By: Alice Guo, Ramya Iyer, Isabella Lee
While reinforcement learning (RL) has been extensively studied in games like No-Limit Texas Hold’em poker, Open-Face Chinese Poker (OFCP) remains largely unexplored. OFCP presents unique challenges due to its sparse reward system and complex hand dynamics.
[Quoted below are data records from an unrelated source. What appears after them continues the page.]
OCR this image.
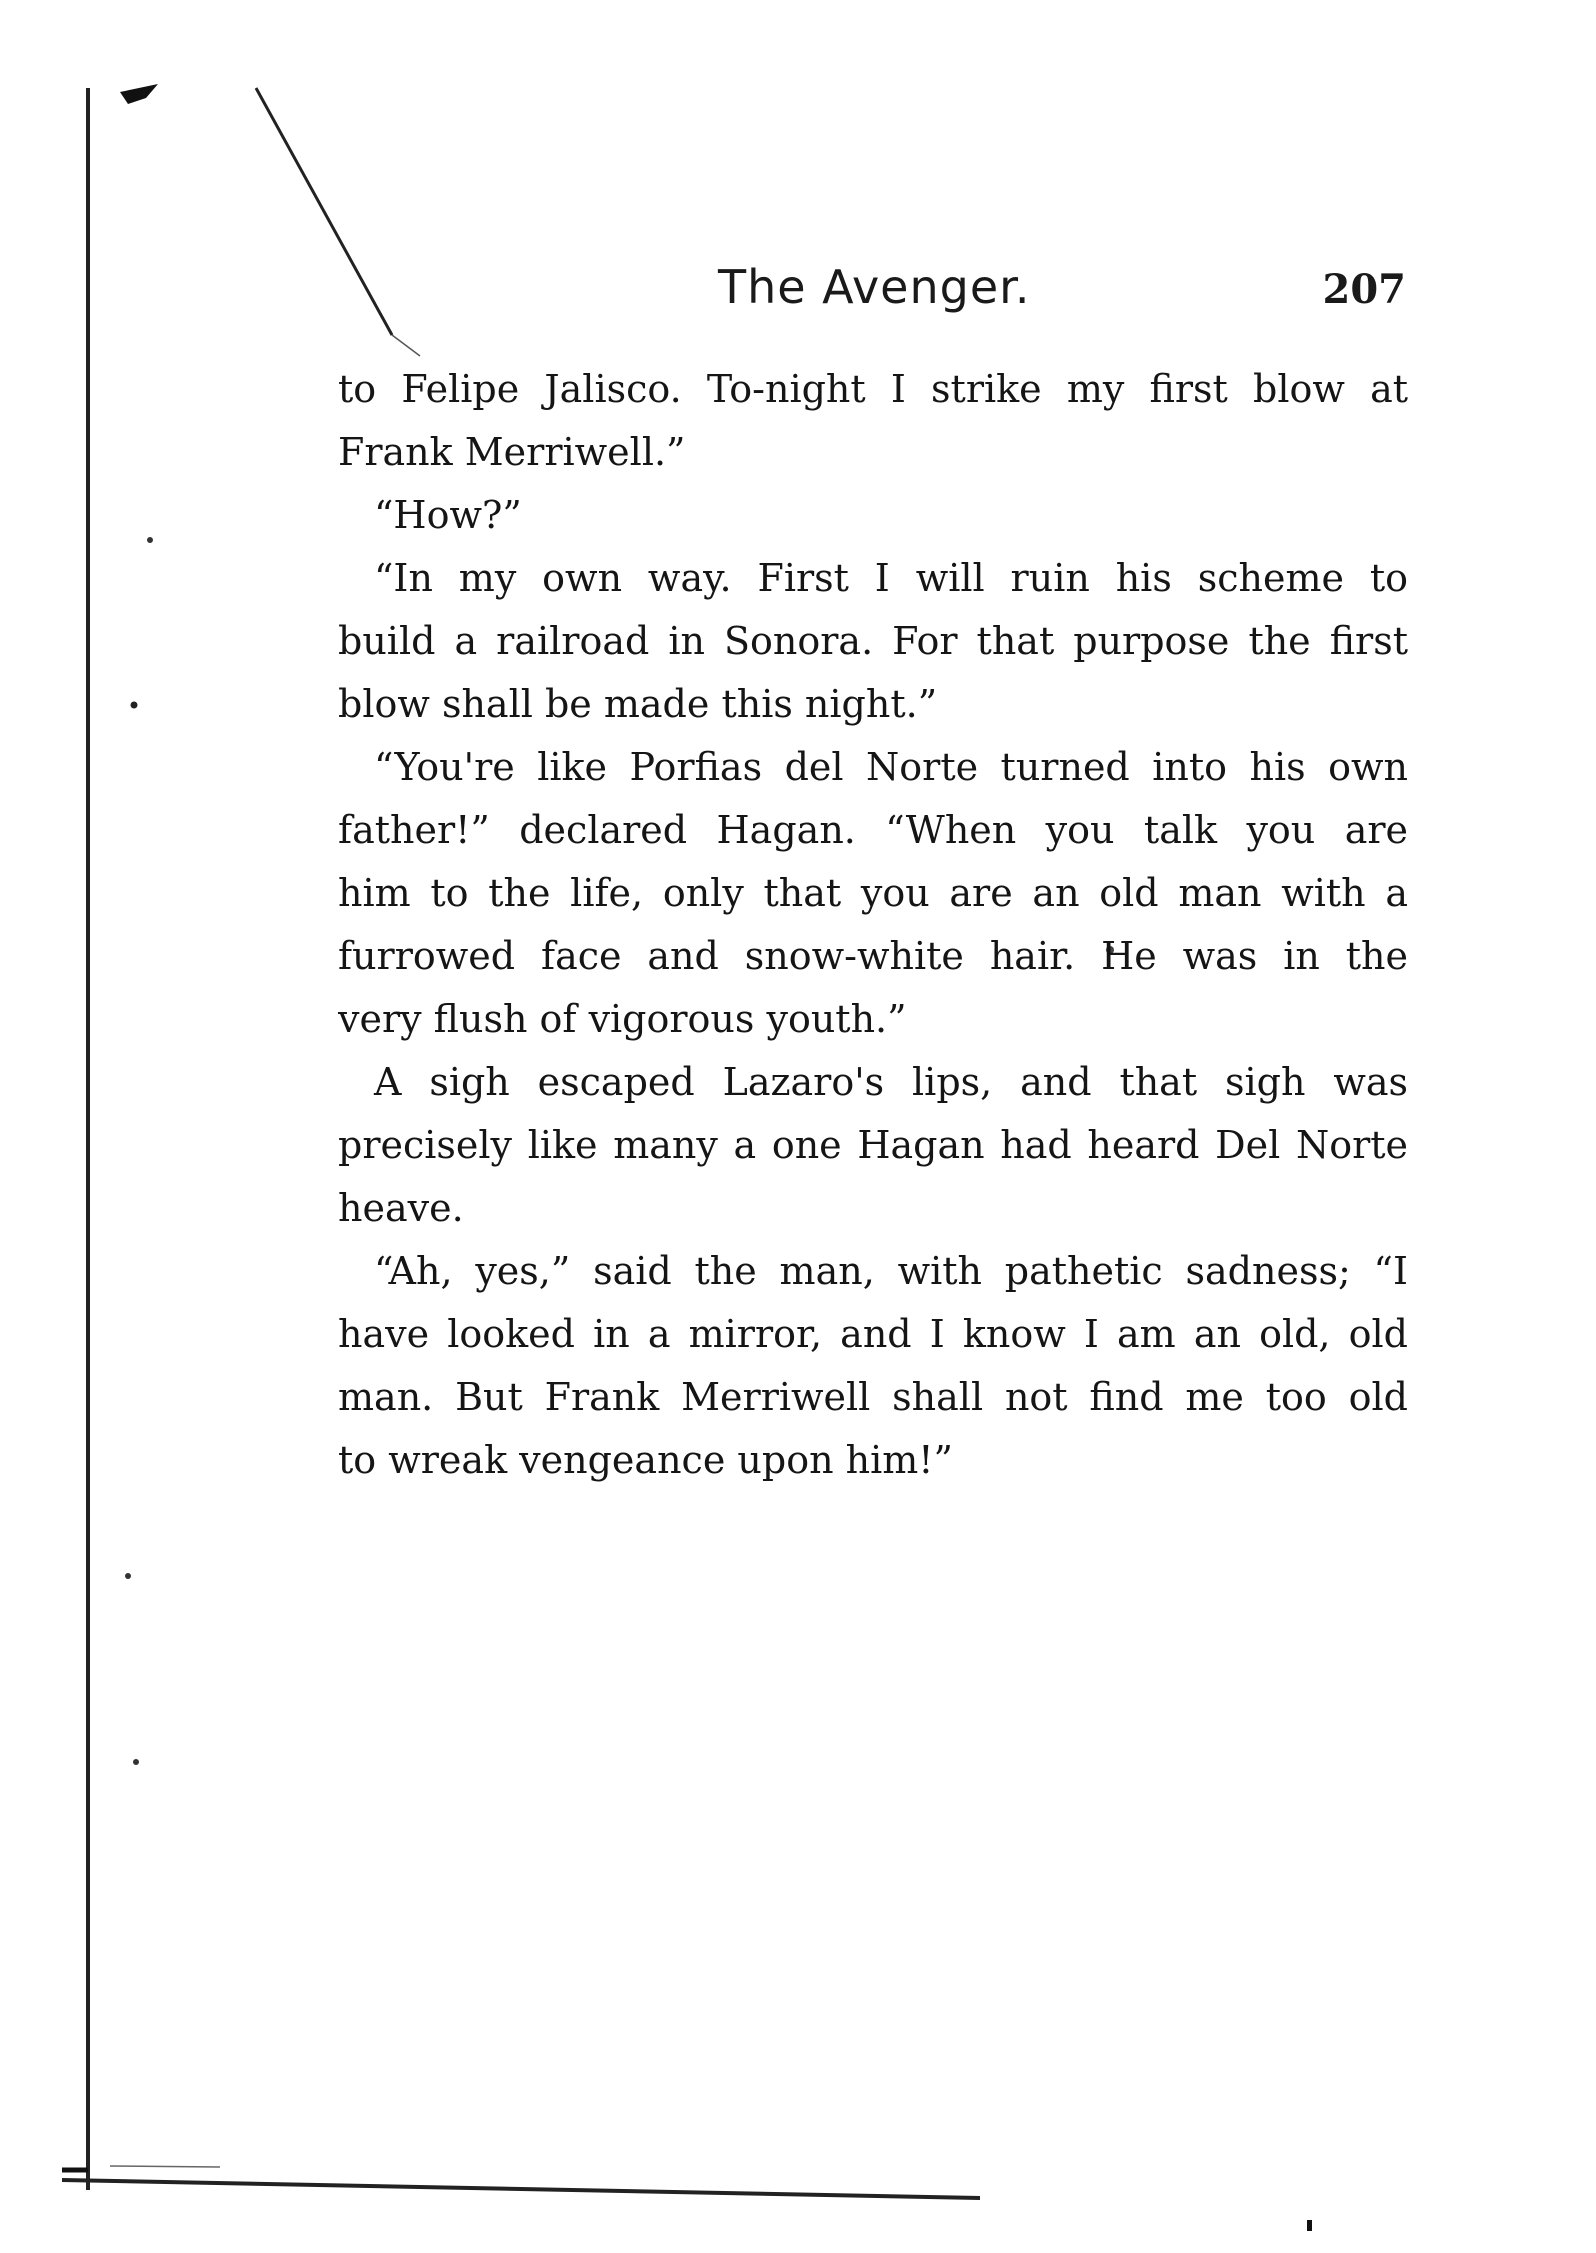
The Avenger.	207
to Felipe Jalisco. To-night I strike my first blow at
Frank Merriwell.”
“How?”
“In my own way. First I will ruin his scheme to
build a railroad in Sonora. For that purpose the first
blow shall be made this night.”
“You're like Porfias del Norte turned into his own
father!” declared Hagan. “When you talk you are
him to the life, only that you are an old man with a
furrowed face and snow-white hair. He was in the
very flush of vigorous youth.”
A sigh escaped Lazaro's lips, and that sigh was
precisely like many a one Hagan had heard Del Norte
heave.
“Ah, yes,” said the man, with pathetic sadness; “I
have looked in a mirror, and I know I am an old, old
man. But Frank Merriwell shall not find me too old
to wreak vengeance upon him!”
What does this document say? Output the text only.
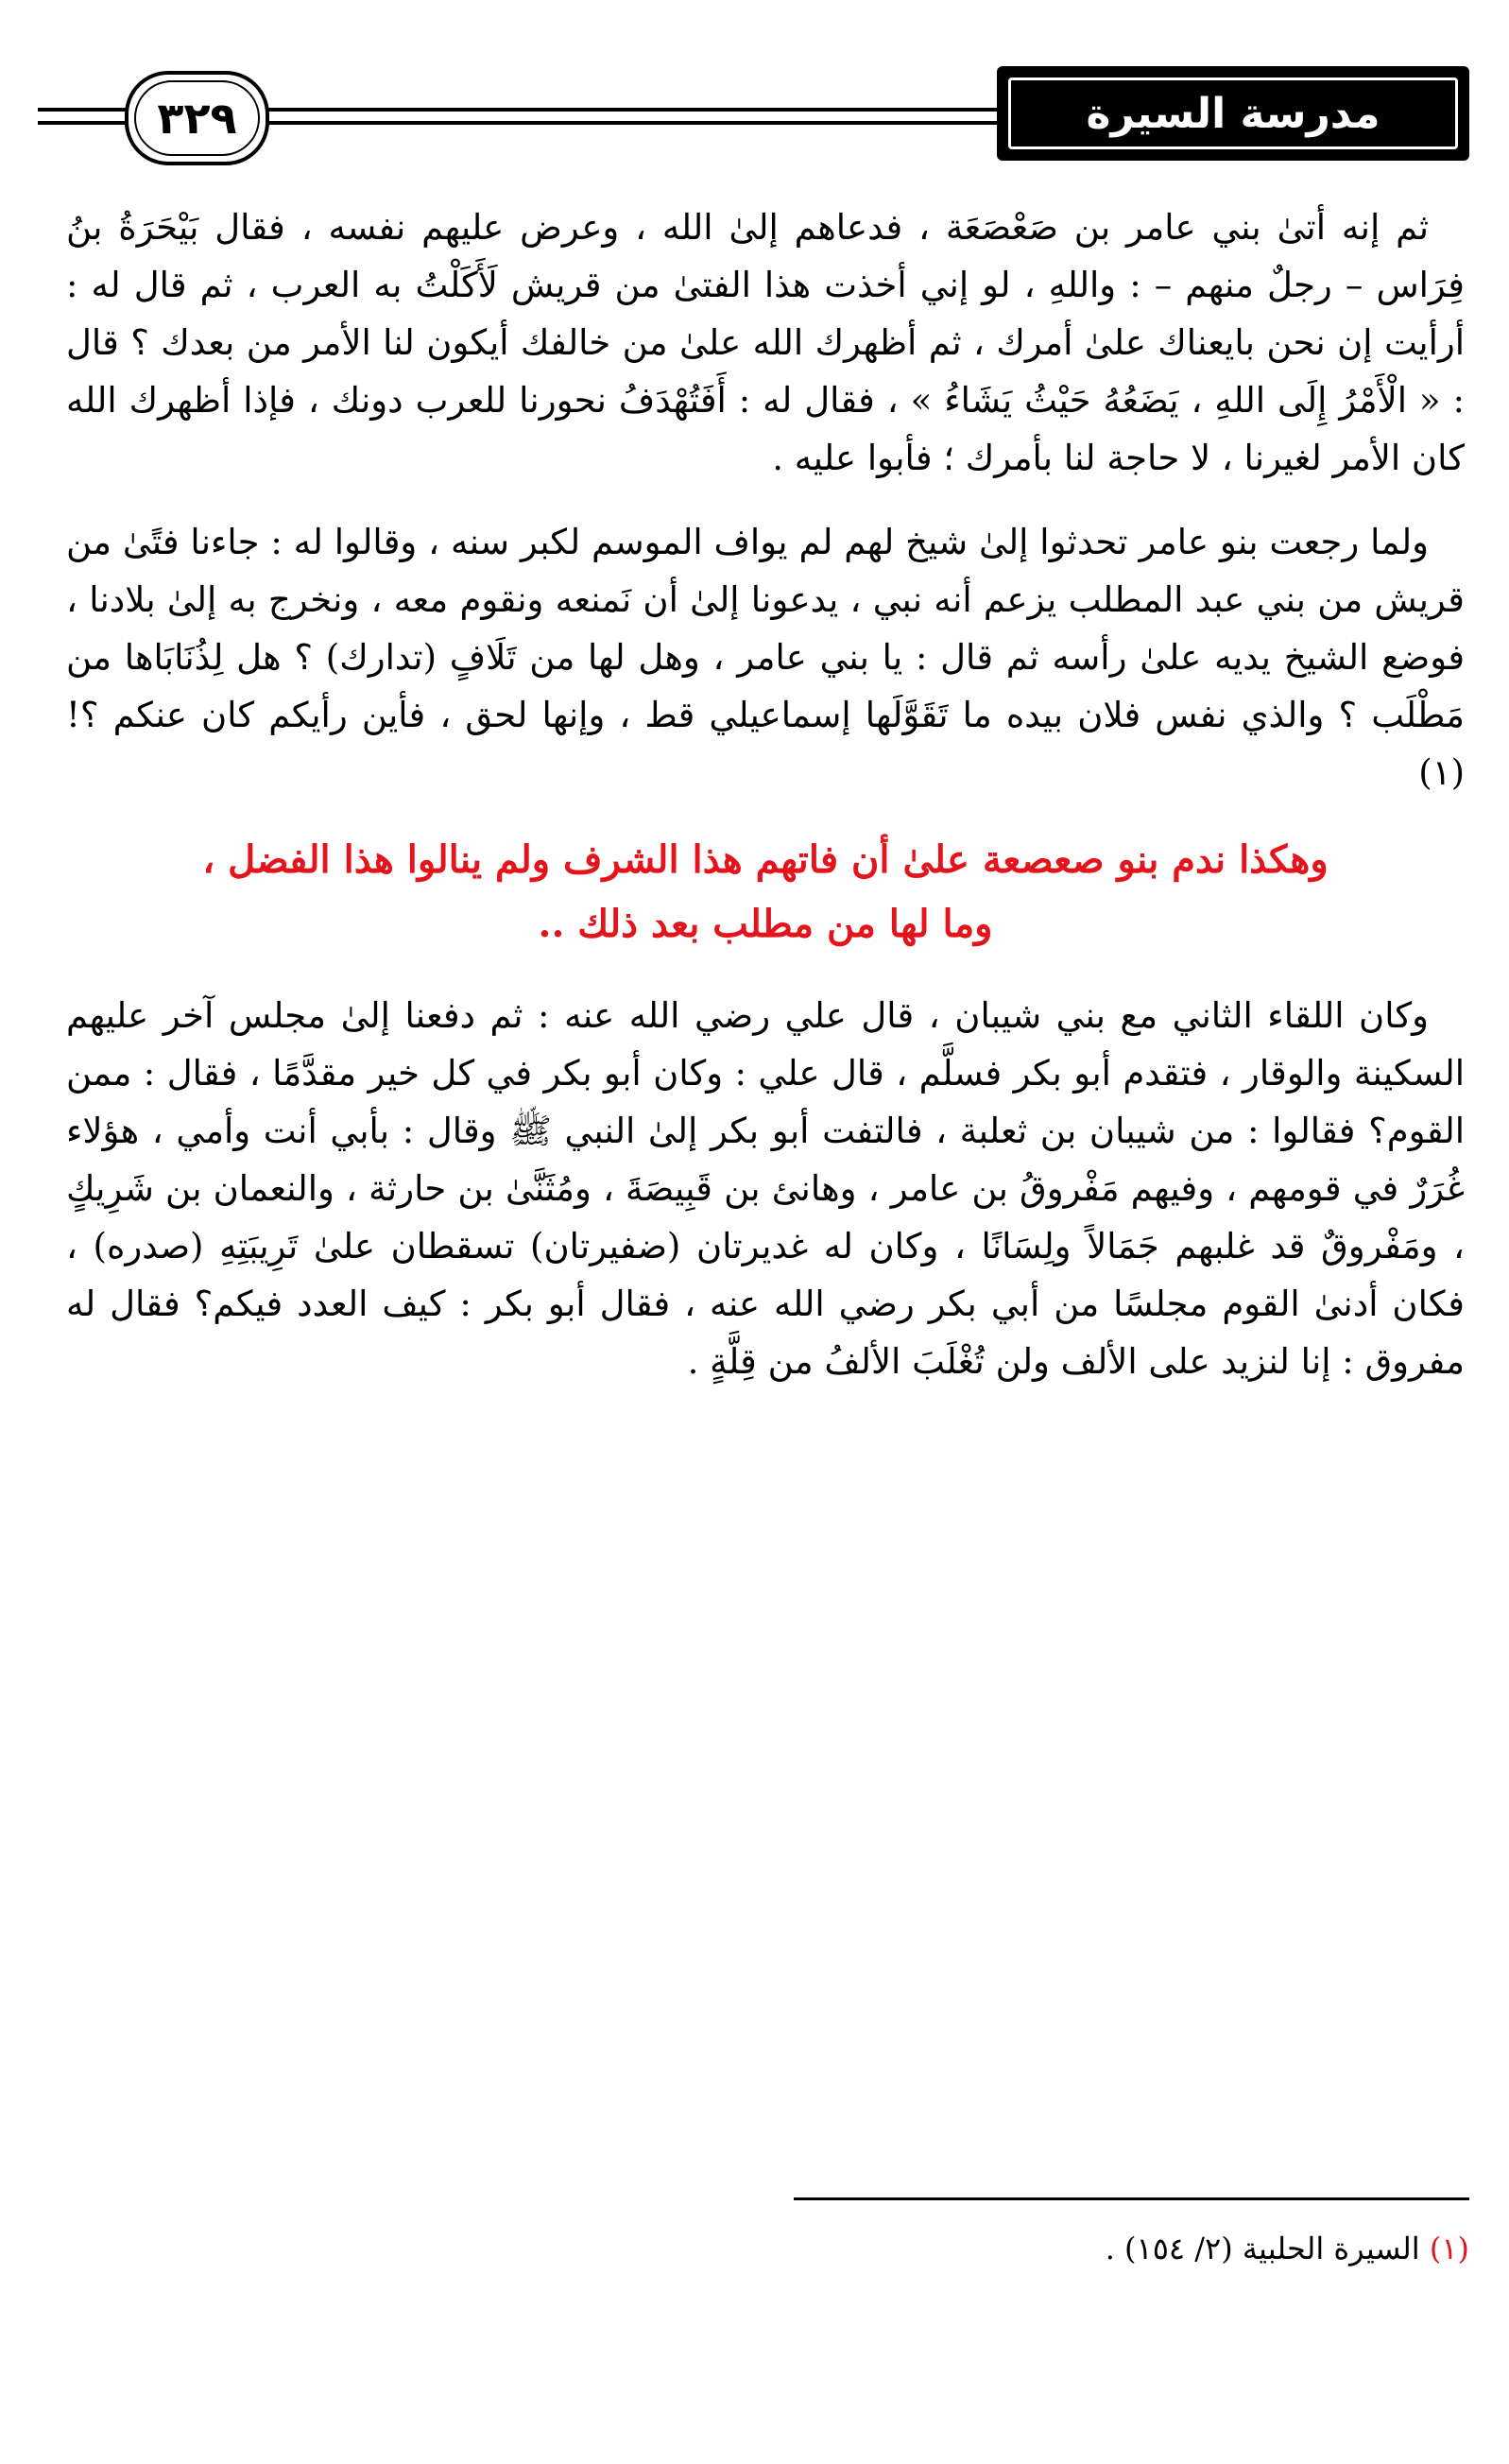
٣٢٩	مدرسة السيرة

ثم إنه أتىٰ بني عامر بن صَعْصَعَة ، فدعاهم إلىٰ الله ، وعرض عليهم نفسه ، فقال بَيْحَرَةُ بنُ فِرَاس – رجلٌ منهم – : واللهِ ، لو إني أخذت هذا الفتىٰ من قريش لَأَكَلْتُ به العرب ، ثم قال له : أرأيت إن نحن بايعناك علىٰ أمرك ، ثم أظهرك الله علىٰ من خالفك أيكون لنا الأمر من بعدك ؟ قال : « الْأَمْرُ إِلَى اللهِ ، يَضَعُهُ حَيْثُ يَشَاءُ » ، فقال له : أَفَتُهْدَفُ نحورنا للعرب دونك ، فإذا أظهرك الله كان الأمر لغيرنا ، لا حاجة لنا بأمرك ؛ فأبوا عليه .

ولما رجعت بنو عامر تحدثوا إلىٰ شيخ لهم لم يواف الموسم لكبر سنه ، وقالوا له : جاءنا فتًىٰ من قريش من بني عبد المطلب يزعم أنه نبي ، يدعونا إلىٰ أن نَمنعه ونقوم معه ، ونخرج به إلىٰ بلادنا ، فوضع الشيخ يديه علىٰ رأسه ثم قال : يا بني عامر ، وهل لها من تَلَافٍ (تدارك) ؟ هل لِذُنَابَاها من مَطْلَب ؟ والذي نفس فلان بيده ما تَقَوَّلَها إسماعيلي قط ، وإنها لحق ، فأين رأيكم كان عنكم ؟! (١)

وهكذا ندم بنو صعصعة علىٰ أن فاتهم هذا الشرف ولم ينالوا هذا الفضل ،
وما لها من مطلب بعد ذلك ..

وكان اللقاء الثاني مع بني شيبان ، قال علي رضي الله عنه : ثم دفعنا إلىٰ مجلس آخر عليهم السكينة والوقار ، فتقدم أبو بكر فسلَّم ، قال علي : وكان أبو بكر في كل خير مقدَّمًا ، فقال : ممن القوم؟ فقالوا : من شيبان بن ثعلبة ، فالتفت أبو بكر إلىٰ النبي ﷺ وقال : بأبي أنت وأمي ، هؤلاء غُرَرٌ في قومهم ، وفيهم مَفْروقُ بن عامر ، وهانئ بن قَبِيصَةَ ، ومُثَنَّىٰ بن حارثة ، والنعمان بن شَرِيكٍ ، ومَفْروقٌ قد غلبهم جَمَالاً ولِسَانًا ، وكان له غديرتان (ضفيرتان) تسقطان علىٰ تَرِيبَتِهِ (صدره) ، فكان أدنىٰ القوم مجلسًا من أبي بكر رضي الله عنه ، فقال أبو بكر : كيف العدد فيكم؟ فقال له مفروق : إنا لنزيد على الألف ولن تُغْلَبَ الألفُ من قِلَّةٍ .

(١) السيرة الحلبية (٢/ ١٥٤) .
This paper investigates RL methods of Deep Q-Learning, Proximal Policy Optimization (PPO), and Monte Carlo Tree Search (MCTS) to see if it can be effective for OFCP.
We implemented and compared several RL algorithms in a self-play environment with no external datasets, pitting our agents against both rule-based and learning-based opponents.
- Q-Learning Baseline method due to small state spaces.
- Deep Q-Learning Inspired by Tan and Xiao (2018) implementation of DQN for OFCP.
- Double DQN: Reduces overestimation bias by decoupling action selection and evaluation.
- Dueling DQN: Separates the network into value and advantage streams for more precise Q-value approximation.
- Stable policy gradient learning and stochastic decision-making, suitable for imperfect information and uncertainty.
- Includes clipped surrogate optimization, entropy regularization, and Generalized Advantage Estimation (GAE) for improved tie-breaking.
- Explores potential card placements and simulates future rollouts.
- Implements optimizations like Cross-Entropy Method (CEM), Rapid Action Value Estimation (RAVE), and Counterfactual Regret Minimization (CFR) to improve early move decisions and long-term planning.
- Custom two-player OFCP environment with deck management, card placement, and hand validation.
- Rewards aligned with OFCP rules (winning hands, fouling, scooping, royalties).
- Agents trained via self-play and evaluated by:
- Method win rate
- Bot win rate
- Average points per game
- Training efficiency
| Method | Win Rate (Model) | Bot Win Rate | Avg Points/Game | Evaluation Time (100 games) |
|---|---|---|---|---|
| MCTS | 89% | 3% | 11.2 | 447 minutes |
| PPO + GAE | 41% | 0% | 5.02 | 20 seconds |
| Double DQN | 35% | 23% | 3.50 | 4 minutes 16 seconds |
- MCTS outperformed other methods with the highest win rate and points, but incurred a significant computational cost (~200x slower than PPO).
- PPO demonstrated competitive performance with much faster evaluation.
- Double Deep Q-learning methods were less effective overall but still outperformed random play (Q-learning & DQN didn't outperform random play).
- Our focus was on two-player OFCP, excluding multi-player variants and advanced rule sets (e.g., Fantasyland, Shoot the Moon).
- While MCTS offers superior gameplay quality, its computational overhead limits real-time applications.
- Future work aims to:
- Optimize MCTS efficiency (e.g., parallel rollouts, learned policies).
- Explore hybrid neuroevolution-RL techniques to handle sparse rewards.
- Enhance lightweight methods for better decisiveness without heavy compute.
Key takeaway: All three classes of RL methods outperform a random bot, with MCTS showing the strongest performance (89% method win rate).